W programie znalazły się dwie autorskie kompozycje: „Gaza Mon Amour”, utwór o dramatycznym, refleksyjnym charakterze, będący muzycznym komentarzem do wydarzeń w Strefie Gazy, oraz „The Burning Bush” – ironiczny, rytmicznie niepokorny dialog z rzeczywistością polityczną. Atzmon z humorem wspominał, że napisał go „w czasach, gdy Bush wydawał się najgłupszym prezydentem świata – zanim pojawił się Trump”.
Te fragmenty, utrzymane w jego typowym stylu łączenia muzyki i ironii, kontrastowały z interpretacjami klasycznych standardów.

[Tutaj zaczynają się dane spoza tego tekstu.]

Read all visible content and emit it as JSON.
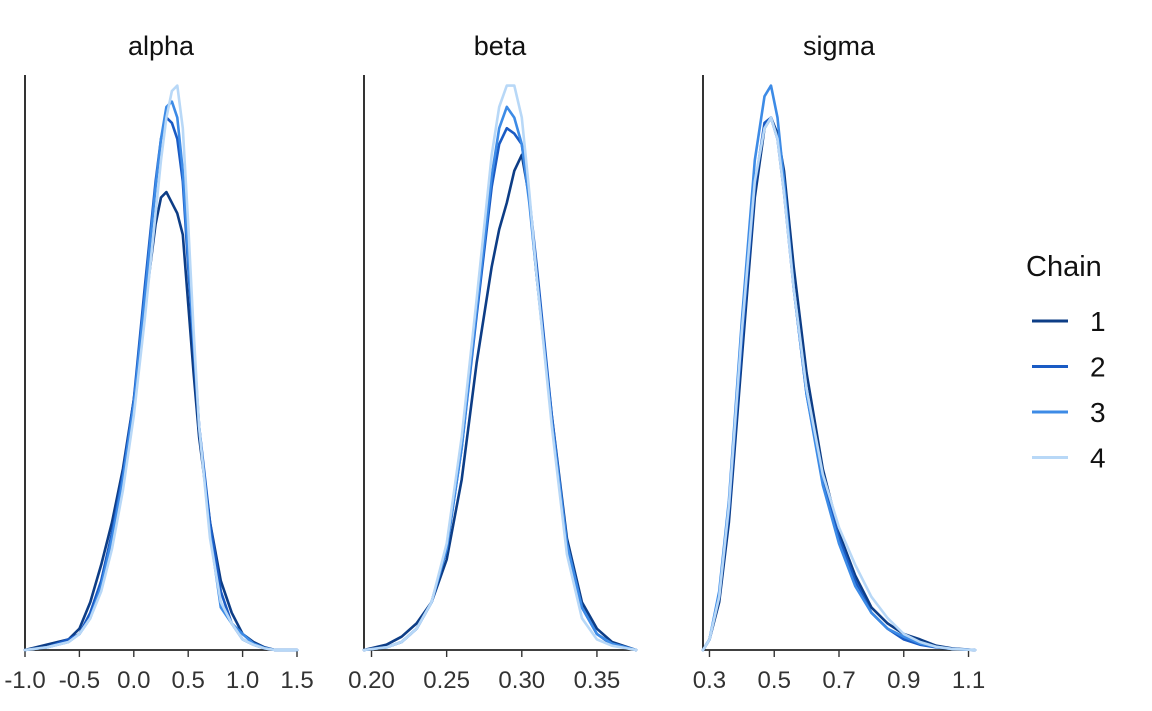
{
  "chart_data": [
    {
      "type": "line",
      "title": "alpha",
      "xlim": [
        -1.0,
        1.5
      ],
      "ylim": [
        0,
        1.08
      ],
      "x_ticks": [
        -1.0,
        -0.5,
        0.0,
        0.5,
        1.0,
        1.5
      ],
      "x_tick_labels": [
        "-1.0",
        "-0.5",
        "0.0",
        "0.5",
        "1.0",
        "1.5"
      ],
      "series": [
        {
          "name": "1",
          "x": [
            -1.0,
            -0.8,
            -0.6,
            -0.5,
            -0.4,
            -0.3,
            -0.2,
            -0.1,
            0.0,
            0.1,
            0.2,
            0.25,
            0.3,
            0.35,
            0.4,
            0.45,
            0.5,
            0.55,
            0.6,
            0.7,
            0.8,
            0.9,
            1.0,
            1.1,
            1.2,
            1.3,
            1.5
          ],
          "y": [
            0.0,
            0.01,
            0.02,
            0.04,
            0.09,
            0.16,
            0.24,
            0.34,
            0.47,
            0.64,
            0.8,
            0.85,
            0.86,
            0.84,
            0.82,
            0.78,
            0.65,
            0.52,
            0.4,
            0.24,
            0.13,
            0.07,
            0.03,
            0.015,
            0.005,
            0.0,
            0.0
          ]
        },
        {
          "name": "2",
          "x": [
            -1.0,
            -0.8,
            -0.6,
            -0.5,
            -0.4,
            -0.3,
            -0.2,
            -0.1,
            0.0,
            0.1,
            0.2,
            0.25,
            0.3,
            0.35,
            0.4,
            0.45,
            0.5,
            0.55,
            0.6,
            0.7,
            0.8,
            0.9,
            1.0,
            1.1,
            1.2,
            1.3,
            1.5
          ],
          "y": [
            0.0,
            0.005,
            0.02,
            0.03,
            0.07,
            0.13,
            0.22,
            0.33,
            0.47,
            0.68,
            0.88,
            0.96,
            1.0,
            0.99,
            0.96,
            0.88,
            0.72,
            0.57,
            0.42,
            0.24,
            0.11,
            0.05,
            0.02,
            0.01,
            0.003,
            0.0,
            0.0
          ]
        },
        {
          "name": "3",
          "x": [
            -1.0,
            -0.8,
            -0.6,
            -0.5,
            -0.4,
            -0.3,
            -0.2,
            -0.1,
            0.0,
            0.1,
            0.2,
            0.25,
            0.3,
            0.35,
            0.4,
            0.45,
            0.5,
            0.55,
            0.6,
            0.7,
            0.8,
            0.9,
            1.0,
            1.1,
            1.2,
            1.3,
            1.5
          ],
          "y": [
            0.0,
            0.005,
            0.015,
            0.03,
            0.06,
            0.12,
            0.21,
            0.32,
            0.46,
            0.66,
            0.87,
            0.96,
            1.02,
            1.03,
            1.0,
            0.9,
            0.74,
            0.58,
            0.42,
            0.22,
            0.08,
            0.05,
            0.03,
            0.012,
            0.004,
            0.0,
            0.0
          ]
        },
        {
          "name": "4",
          "x": [
            -1.0,
            -0.8,
            -0.6,
            -0.5,
            -0.4,
            -0.3,
            -0.2,
            -0.1,
            0.0,
            0.1,
            0.2,
            0.25,
            0.3,
            0.35,
            0.4,
            0.45,
            0.5,
            0.55,
            0.6,
            0.7,
            0.8,
            0.9,
            1.0,
            1.1,
            1.2,
            1.3,
            1.5
          ],
          "y": [
            0.0,
            0.005,
            0.015,
            0.03,
            0.06,
            0.11,
            0.19,
            0.3,
            0.44,
            0.62,
            0.82,
            0.92,
            1.0,
            1.05,
            1.06,
            0.98,
            0.8,
            0.6,
            0.42,
            0.21,
            0.09,
            0.05,
            0.02,
            0.01,
            0.003,
            0.0,
            0.0
          ]
        }
      ]
    },
    {
      "type": "line",
      "title": "beta",
      "xlim": [
        0.195,
        0.376
      ],
      "ylim": [
        0,
        1.08
      ],
      "x_ticks": [
        0.2,
        0.25,
        0.3,
        0.35
      ],
      "x_tick_labels": [
        "0.20",
        "0.25",
        "0.30",
        "0.35"
      ],
      "series": [
        {
          "name": "1",
          "x": [
            0.195,
            0.21,
            0.22,
            0.23,
            0.24,
            0.25,
            0.26,
            0.27,
            0.28,
            0.285,
            0.29,
            0.295,
            0.3,
            0.305,
            0.31,
            0.32,
            0.33,
            0.34,
            0.35,
            0.36,
            0.376
          ],
          "y": [
            0.0,
            0.01,
            0.025,
            0.05,
            0.09,
            0.17,
            0.32,
            0.54,
            0.72,
            0.79,
            0.84,
            0.9,
            0.93,
            0.85,
            0.7,
            0.44,
            0.21,
            0.09,
            0.04,
            0.015,
            0.0
          ]
        },
        {
          "name": "2",
          "x": [
            0.195,
            0.21,
            0.22,
            0.23,
            0.24,
            0.25,
            0.26,
            0.27,
            0.28,
            0.285,
            0.29,
            0.295,
            0.3,
            0.305,
            0.31,
            0.32,
            0.33,
            0.34,
            0.35,
            0.36,
            0.376
          ],
          "y": [
            0.0,
            0.005,
            0.015,
            0.04,
            0.09,
            0.19,
            0.38,
            0.63,
            0.87,
            0.95,
            0.98,
            0.97,
            0.95,
            0.85,
            0.72,
            0.44,
            0.2,
            0.08,
            0.03,
            0.01,
            0.0
          ]
        },
        {
          "name": "3",
          "x": [
            0.195,
            0.21,
            0.22,
            0.23,
            0.24,
            0.25,
            0.26,
            0.27,
            0.28,
            0.285,
            0.29,
            0.295,
            0.3,
            0.305,
            0.31,
            0.32,
            0.33,
            0.34,
            0.35,
            0.36,
            0.376
          ],
          "y": [
            0.0,
            0.005,
            0.015,
            0.04,
            0.09,
            0.19,
            0.38,
            0.64,
            0.89,
            0.98,
            1.02,
            1.0,
            0.95,
            0.84,
            0.7,
            0.43,
            0.2,
            0.08,
            0.03,
            0.012,
            0.0
          ]
        },
        {
          "name": "4",
          "x": [
            0.195,
            0.21,
            0.22,
            0.23,
            0.24,
            0.25,
            0.26,
            0.27,
            0.28,
            0.285,
            0.29,
            0.295,
            0.3,
            0.305,
            0.31,
            0.32,
            0.33,
            0.34,
            0.35,
            0.36,
            0.376
          ],
          "y": [
            0.0,
            0.005,
            0.015,
            0.04,
            0.09,
            0.2,
            0.4,
            0.66,
            0.93,
            1.02,
            1.06,
            1.06,
            1.0,
            0.86,
            0.7,
            0.42,
            0.18,
            0.06,
            0.02,
            0.008,
            0.0
          ]
        }
      ]
    },
    {
      "type": "line",
      "title": "sigma",
      "xlim": [
        0.28,
        1.12
      ],
      "ylim": [
        0,
        1.08
      ],
      "x_ticks": [
        0.3,
        0.5,
        0.7,
        0.9,
        1.1
      ],
      "x_tick_labels": [
        "0.3",
        "0.5",
        "0.7",
        "0.9",
        "1.1"
      ],
      "series": [
        {
          "name": "1",
          "x": [
            0.28,
            0.3,
            0.33,
            0.36,
            0.4,
            0.44,
            0.47,
            0.49,
            0.51,
            0.53,
            0.56,
            0.6,
            0.65,
            0.7,
            0.75,
            0.8,
            0.85,
            0.9,
            0.95,
            1.0,
            1.05,
            1.12
          ],
          "y": [
            0.0,
            0.02,
            0.09,
            0.24,
            0.55,
            0.85,
            0.98,
            1.0,
            0.97,
            0.9,
            0.72,
            0.52,
            0.34,
            0.22,
            0.14,
            0.08,
            0.05,
            0.03,
            0.02,
            0.008,
            0.003,
            0.0
          ]
        },
        {
          "name": "2",
          "x": [
            0.28,
            0.3,
            0.33,
            0.36,
            0.4,
            0.44,
            0.47,
            0.49,
            0.51,
            0.53,
            0.56,
            0.6,
            0.65,
            0.7,
            0.75,
            0.8,
            0.85,
            0.9,
            0.95,
            1.0,
            1.05,
            1.12
          ],
          "y": [
            0.0,
            0.02,
            0.1,
            0.26,
            0.58,
            0.87,
            0.99,
            1.0,
            0.96,
            0.86,
            0.68,
            0.48,
            0.32,
            0.21,
            0.13,
            0.07,
            0.04,
            0.02,
            0.01,
            0.005,
            0.002,
            0.0
          ]
        },
        {
          "name": "3",
          "x": [
            0.28,
            0.3,
            0.33,
            0.36,
            0.4,
            0.44,
            0.47,
            0.49,
            0.51,
            0.53,
            0.56,
            0.6,
            0.65,
            0.7,
            0.75,
            0.8,
            0.85,
            0.9,
            0.95,
            1.0,
            1.05,
            1.12
          ],
          "y": [
            0.0,
            0.02,
            0.11,
            0.28,
            0.62,
            0.92,
            1.04,
            1.06,
            1.0,
            0.88,
            0.68,
            0.48,
            0.31,
            0.2,
            0.12,
            0.07,
            0.04,
            0.025,
            0.012,
            0.006,
            0.002,
            0.0
          ]
        },
        {
          "name": "4",
          "x": [
            0.28,
            0.3,
            0.33,
            0.36,
            0.4,
            0.44,
            0.47,
            0.49,
            0.51,
            0.53,
            0.56,
            0.6,
            0.65,
            0.7,
            0.75,
            0.8,
            0.85,
            0.9,
            0.95,
            1.0,
            1.05,
            1.12
          ],
          "y": [
            0.0,
            0.02,
            0.1,
            0.27,
            0.6,
            0.88,
            0.98,
            1.0,
            0.96,
            0.86,
            0.68,
            0.49,
            0.33,
            0.23,
            0.16,
            0.1,
            0.06,
            0.03,
            0.015,
            0.006,
            0.002,
            0.0
          ]
        }
      ]
    }
  ],
  "legend": {
    "title": "Chain",
    "items": [
      "1",
      "2",
      "3",
      "4"
    ],
    "placement": "right"
  },
  "colors": {
    "chain_1": "#0d3d86",
    "chain_2": "#1a5bc4",
    "chain_3": "#3d8be6",
    "chain_4": "#b8d8f7"
  }
}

W „You Don’t Know What Love Is” Cheta Bakera saksofonista sięgnął po głęboki, aksamitny ton, a w „In a Sentimental Mood” Duke’a Ellingtona – po delikatną śpiewność, budując klimat niemal kameralny.
Piotr Lemańczyk – siła spokoju i precyzji
Dla znawców jazzu i kontrabasu nazwisko Piotra Lemańczyka nie wymaga przedstawienia. Od lat uznawany za jednego z najważniejszych polskich kontrabasistów, także tym razem potwierdził swój status muzyka o niepodrabialnym brzmieniu i wyjątkowej kulturze dźwięku.
Jego gra stanowiła centralny punkt odniesienia całego tria – to na jego groove, puls i harmoniczne ramy reagowali pozostali muzycy. Lemańczyk potrafi budować przestrzeń bez nadmiaru dźwięków, a jednocześnie prowadzić narrację z energią i świadomością formy.
W jego solowych fragmentach – szczególnie w „Caravan” Ellingtona i „Tin Tin Deo” Gillespiego – pojawiały się momenty imponującej precyzji rytmicznej i doskonałego wyczucia dynamiki. Jego frazowanie pozostaje wyważone, a sposób, w jaki operuje artykulacją, zdradza ogromne doświadczenie i instynkt zespołowy.
Nie próbował dominować sceny – ale gdy wchodził w dialog z saksofonem Atzmona, to właśnie kontrabas nadawał wypowiedziom strukturę i sens.
Adam Golicki – subtelność i puls
Adam Golicki, jeden z najbardziej wszechstronnych perkusistów polskiej sceny jazzowej, w tym składzie pełnił rolę mistrza niuansu. Jego gra była dynamiczna, ale nie agresywna; podporządkowana formie, a jednocześnie niezwykle komunikatywna.
Golicki z łatwością przechodził od szczotkowych faktur do wyrazistych akcentów, tworząc zróżnicowaną, pełną oddechu warstwę rytmiczną. W jego improwizacjach było miejsce na odwagę, ale też na przestrzeń dla pozostałych muzyków. To właśnie dzięki takiemu podejściu trio zachowało równowagę – nikt nie zagłuszał nikogo, a każdy miał moment, by wybrzmieć.
Standardy i interpretacje
Program koncertu łączył klasykę z autorską refleksją. Obok wspomnianych kompozycji Atzmona usłyszeliśmy interpretacje takich utworów jak „You Don’t Know What Love Is” (Chet Baker), „Bridge Over Troubled Waters” (Simon & Garfunkel), „In a Sentimental Mood” i „Caravan” (Duke Ellington), „Tin Tin Deo” (Dizzy Gillespie) czy kompozycje Charliego Parkera.
Zestawienie tych pozycji pokazało szerokie spektrum stylistyczne tria – od lirycznego modern jazzu po klasyczny bebop, z elementami latin i ballady. Każdy z muzyków wnosił coś swojego, a wspólna narracja brzmiała spójnie, mimo różnorodnych źródeł inspiracji.
Podsumowanie
Koncert w Teatrze BOTO był spotkaniem trzech artystów, którzy nie potrzebują potwierdzać swojego poziomu – raczej wykorzystują scenę do dialogu, eksperymentu i wspólnego poszukiwania brzmienia.
To wieczór, który potwierdził, że jazz pozostaje muzyką interakcji – a jeśli miałby dziś brzmieć tak, jak tamtego wieczoru w Sopocie, jego przyszłość wygląda bardzo dobrze.